Schulz: Wir sind nicht in die Mitte gerückt. Das sind alles solche verschwommenen Floskeln.
Heinlein: Aber zumindest im außen- und sicherheitspolitischen Bereich?
Schulz: Nein. Das sind alles verschwommene geographische Begriffe, was ist die Mitte in einer Gesellschaft und was ist links in einer Gesellschaft. Die Linken sind doch nicht nur gewaltlos gewesen. Da muss ich doch an die eigenen Traditionen von links erinnern. Die Linken haben sich natürlich auch massiv gewehrt, beispielsweise gegen Unterdrückung. Die Geschichte der Linken ist doch nie gewaltlos gelaufen. Es ist doch die Frage, an welcher Stelle Gewalt gerechtfertigt ist, ob sie als Notwehr, als Verteidigung beispielsweise eingesetzt wird, oder ob sie so wie der Staat Gewalt anwendet, um sie als Gegengewalt einzusetzen, um Frieden zu erzwingen, angewandt wird. Das tun wir momentan und wir haben Anerkennung von höchster Stelle bekommen. Kofi Annan, der Generalsekretär der UN, war hier in Deutschland und hat gesagt, diese deutsche Außenpolitik hat Verantwortung für viele, viele Problemfelder in der Welt übernommen. Wir danken diesem deutschen Volk, die das getan haben, die sich über ihren historischen Schatten hinausbewegt haben und wie gesagt weltweit Verantwortung nehmen und sich an die erste Stelle der Völkergemeinschaft gestellt haben.
Heinlein: Unter dem Strich, Herr Schulz: die Grünen schließen eine Koalition mit der PDS auf Bundesebene nach den Bundestagswahlen kategorisch aus. Das bleibt dabei?
Schulz: Das bleibt dabei, weil die Programme - das sehen Sie ja an Berlin und dem, was die PDS in Rostock beschlossen hat - eigentlich nicht kompatibel sind. Das passt überhaupt nicht zusammen. Ich glaube, dass die PDS auch nicht viel zu Stande bekommen wird.
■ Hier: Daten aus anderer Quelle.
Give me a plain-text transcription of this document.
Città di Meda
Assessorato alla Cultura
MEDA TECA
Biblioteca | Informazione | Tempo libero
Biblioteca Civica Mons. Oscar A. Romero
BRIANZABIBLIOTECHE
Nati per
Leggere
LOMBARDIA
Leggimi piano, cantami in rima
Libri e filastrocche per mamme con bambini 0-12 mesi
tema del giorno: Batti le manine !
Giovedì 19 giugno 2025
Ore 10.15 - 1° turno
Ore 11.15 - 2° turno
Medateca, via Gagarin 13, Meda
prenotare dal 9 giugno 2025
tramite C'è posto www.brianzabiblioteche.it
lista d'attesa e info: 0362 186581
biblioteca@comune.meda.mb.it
Jedenfalls hat mich das, was sie in Mecklenburg-Vorpommern bisher getan haben, nicht überzeugt, und die Ansätze in Berlin sehen auch nicht gerade so aus, als ob diese Partei eine sozialgerechte Politik auf die Reihe bringen würde.
Heinlein: Werner Schulz von den Grünen heute Morgen hier im Deutschlandfunk. - Herr Schulz, ich danke für das Gespräch und auf Wiederhören nach Berlin!